- Title card
- Directed by: Anthony Asquith
- Written by: Story and screenplay: Val Valentine J. B. Williams Uncredited: Frank Launder
- Produced by: Edward Black
- Starring: John Mills Eric Portman
- Cinematography: Jack E. Cox
- Edited by: R. E. Dearing
- Music by: Louis Levy
- Production companies: Gaumont British Picture Corporation Gainsborough Pictures
- Distributed by: General Film Distributors
- Release date: 15 April 1943;
- Running time: 98 minutes
- Country: United Kingdom
- Language: English

= We Dive at Dawn =

We Dive at Dawn is a 1943 war film directed by Anthony Asquith and starring John Mills and Eric Portman as Royal Navy submariners in the Second World War. It was written by Val Valentine and J. B. Williams with uncredited assistance from Frank Launder. It was produced by Edward Black. The film's sets were designed by Walter Murton.

The film was crucial to establishing Mills as a star.

==Plot==
In April 1942 Lieutenant Freddie Taylor and crewmates from the submarine Sea Tiger are given a week's leave after an unsuccessful patrol. Leading Seaman Hobson goes home to save his marriage, while a reluctant Torpedo Gunner's Mate Corrigan departs for his wedding in London. When the crew are recalled early Corrigan is relieved, though later regrets not finalizing his marriage. Sea Tiger has been assigned the top secret mission of sinking Nazi Germany's new battleship, the Brandenburg, before she transits the Kiel Canal for sea trials in the Baltic, and must put to sea immediately.

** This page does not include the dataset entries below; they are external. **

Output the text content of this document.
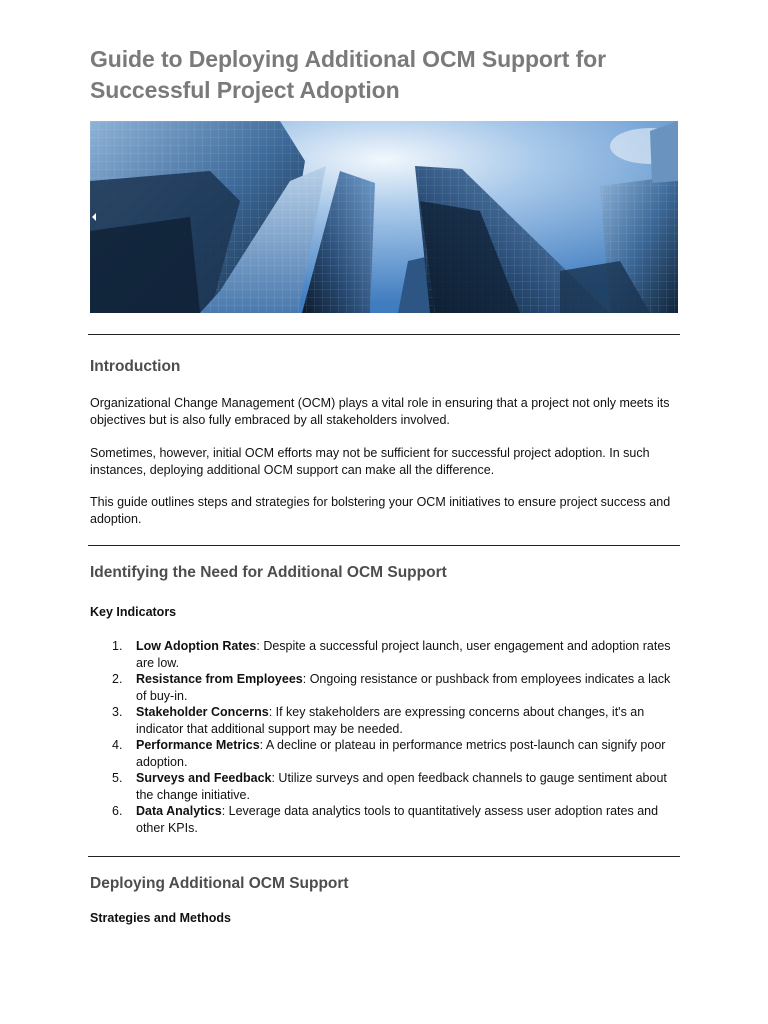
Guide to Deploying Additional OCM Support for Successful Project Adoption
Introduction

Organizational Change Management (OCM) plays a vital role in ensuring that a project not only meets its objectives but is also fully embraced by all stakeholders involved.

Sometimes, however, initial OCM efforts may not be sufficient for successful project adoption. In such instances, deploying additional OCM support can make all the difference.

This guide outlines steps and strategies for bolstering your OCM initiatives to ensure project success and adoption.

Identifying the Need for Additional OCM Support
Key Indicators
1.	Low Adoption Rates: Despite a successful project launch, user engagement and adoption rates are low.
2.	Resistance from Employees: Ongoing resistance or pushback from employees indicates a lack of buy-in.
3.	Stakeholder Concerns: If key stakeholders are expressing concerns about changes, it's an indicator that additional support may be needed.
4.	Performance Metrics: A decline or plateau in performance metrics post-launch can signify poor adoption.
5.	Surveys and Feedback: Utilize surveys and open feedback channels to gauge sentiment about the change initiative.
6.	Data Analytics: Leverage data analytics tools to quantitatively assess user adoption rates and other KPIs.
Deploying Additional OCM Support
Strategies and Methods
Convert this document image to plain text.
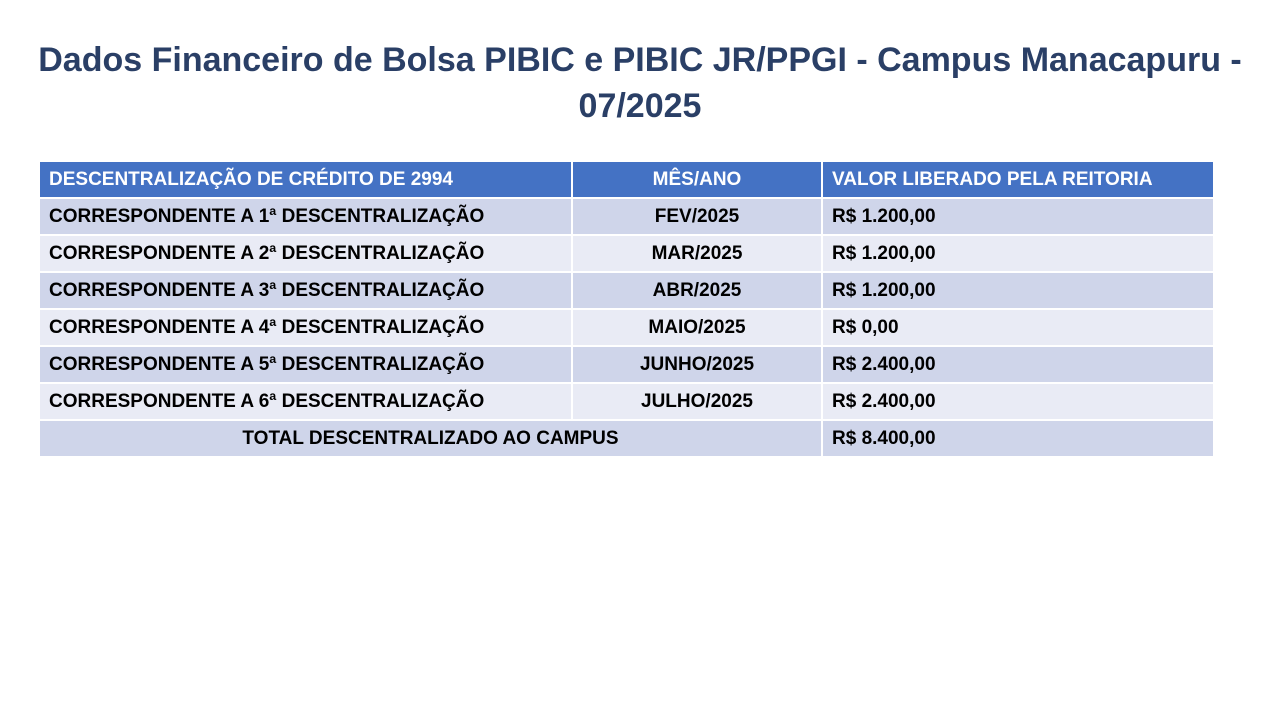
Dados Financeiro de Bolsa PIBIC e PIBIC JR/PPGI - Campus Manacapuru - 07/2025
DESCENTRALIZAÇÃO DE CRÉDITO DE 2994	MÊS/ANO	VALOR LIBERADO PELA REITORIA
CORRESPONDENTE A 1ª DESCENTRALIZAÇÃO	FEV/2025	R$ 1.200,00
CORRESPONDENTE A 2ª DESCENTRALIZAÇÃO	MAR/2025	R$ 1.200,00
CORRESPONDENTE A 3ª DESCENTRALIZAÇÃO	ABR/2025	R$ 1.200,00
CORRESPONDENTE A 4ª DESCENTRALIZAÇÃO	MAIO/2025	R$ 0,00
CORRESPONDENTE A 5ª DESCENTRALIZAÇÃO	JUNHO/2025	R$ 2.400,00
CORRESPONDENTE A 6ª DESCENTRALIZAÇÃO	JULHO/2025	R$ 2.400,00
TOTAL DESCENTRALIZADO AO CAMPUS		R$ 8.400,00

Crossing the North Sea, the submarine picks up three downed Luftwaffe pilots from a rescue buoy. When the submarine enters a minefield, one of the airmen frantically reveals that the Brandenburg has already reached the Baltic, hoping that this will convince his captors to turn back. Undeterred, Taylor takes Sea Tiger through the Danish straits. The airman is badly beaten by one of his comrades and later dies.

Upon spotting the Brandenburg, Sea Tiger fires all her torpedoes and then dives to evade the battleship's destroyer escort, which begins dropping depth charges. By expelling oil and other debris, including the body of the German airman, Taylor deceives the Germans into believing the submarine has sunk. Although they have escaped, the crew do not know whether their attack was successful and are running critically low on oil. Meanwhile, the Germans have Lord Haw Haw broadcast news of Sea Tigers supposed destruction to Britain.

Taylor decides to abandon ship at the (fictional) Danish island of Hågø, but Hobson, a former merchant seaman who knows the area, convinces Taylor to let him go ashore to search for oil. Hobson succeeds in locating an oil store, and guides Sea Tiger into the harbour under cover of darkness, where they refuel with help from friendly Danish sailors. The German garrison gets wind of this and a firefight begins, but the crew fend them off with the loss of only one man.

On the return journey, a trawler informs Sea Tiger that she sank the Brandenburg. Sea Tiger returns to base flying the Jolly Roger for the first time. On shore, the crew are welcomed as heroes by their wives and girlfriends.

==Production==
We Dive at Dawn was filmed at Gaumont-British Studios in London, with the co-operation of the British Admiralty. John Mills prepared for his role as the captain of Sea Tiger by sailing in a submarine on a training mission down the Clyde. He recalled a crash dive: The ship then seemed to stand on her nose and I felt her speeding like an arrow towards the sea bed; charts and crockery went flying in all directions; I hung on to a rail near the periscope trying to look heroic and totally unconcerned; the only thing that concerned me was that I was sure that my face had turned a pale shade of pea-green.

Exterior shots of the submarines P614 and P615 were used for Sea Tiger (with the final number painted over to make "P61"). The vessels were a Turkish S-class submarine that had been part of a consignment ordered by the Turkish Navy from the British company Vickers in 1939. But with the outbreak of World War II, the four boats were requisitioned by the Royal Navy and designated the P611 class in the British Fleet. They were similar in design but slightly smaller than the British S class, although with a higher conning tower. The S-class boat also appears in the film.

==Home media==
The film has been issued on VHS by Madacy Records and Timeless Multimedia among others, and on DVD by ITV DVD and Carlton.